Section 3.4 Combinatorics: Second Counts
Subsection 3.4.1 Terminology
Permutations, presented in Section Subsection 1.5.1, count the number of ways to permute, or rearrange, objects. Note that when permuting objects, some can be ignored. For example Table 3.4.1 are all permutations of two characters from the alphabet \(\{a,b,c\}.\)
ba | ca | |
ab | cb | |
ac | bc |
Sometimes the order of objects is unimportant. The number of outcomes can still be counted. These are called combinations. The combinations of two letters from the alphabet \(\{a,b,c\}.\) are ab, ac, bc.
Subsection 3.4.2 Practice
Subsubsection 3.4.2.1 Discover a Method
Checkpoint 3.4.2.
How many permutations of two letters from the alphabet \(\{a,b,c\}.\) are there? How many combinations of two letters from the alphabet \(\{a,b,c\}.\) are there? How do you get the combinations count from the permutations count?
Checkpoint 3.4.3.
How many permutations are there of three letters from the alphabet \(\{a,b,c,d\}\text{?}\) Select three of these letters. How many ways can you order these three letters? How does this help count the number of combinations of three letters from this alphabet?

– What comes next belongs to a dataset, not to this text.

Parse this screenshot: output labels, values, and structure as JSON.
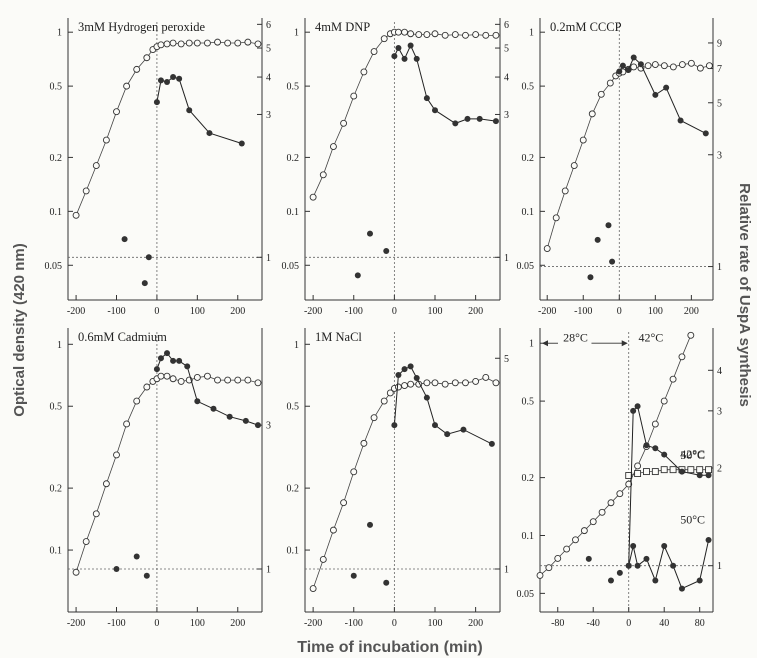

Subsubsection 3.4.2.2 Use the Method
Checkpoint 3.4.4.
How many permutations of three letters from the English alphabet (26 characters) are there?
Checkpoint 3.4.5.
If 10 people participate in a race and only the first three places are recorded, how many possible results are there?
Checkpoint 3.4.6.
How many permutations of the letters of the word ‘greet’ are there?
Checkpoint 3.4.7.
(a)
Suppose 10 people apply for three, identical jobs. In how many orders can three of these 10 people be hired?
(b)
How many ways are there to permute these three people?
(c)
If the first problem counted the number of ways to order three (3) of ten (10) people and the second problem counted the number of ways any particular three can be ordered, how can these be combined to count the number of ways to select three (3) out of ten (10) people?
Checkpoint 3.4.8.
How many ways are there to select two types of ice cream from a selection of 14?
Checkpoint 3.4.9.
If a set has 15 elements, how many subsets of 4 elements exist?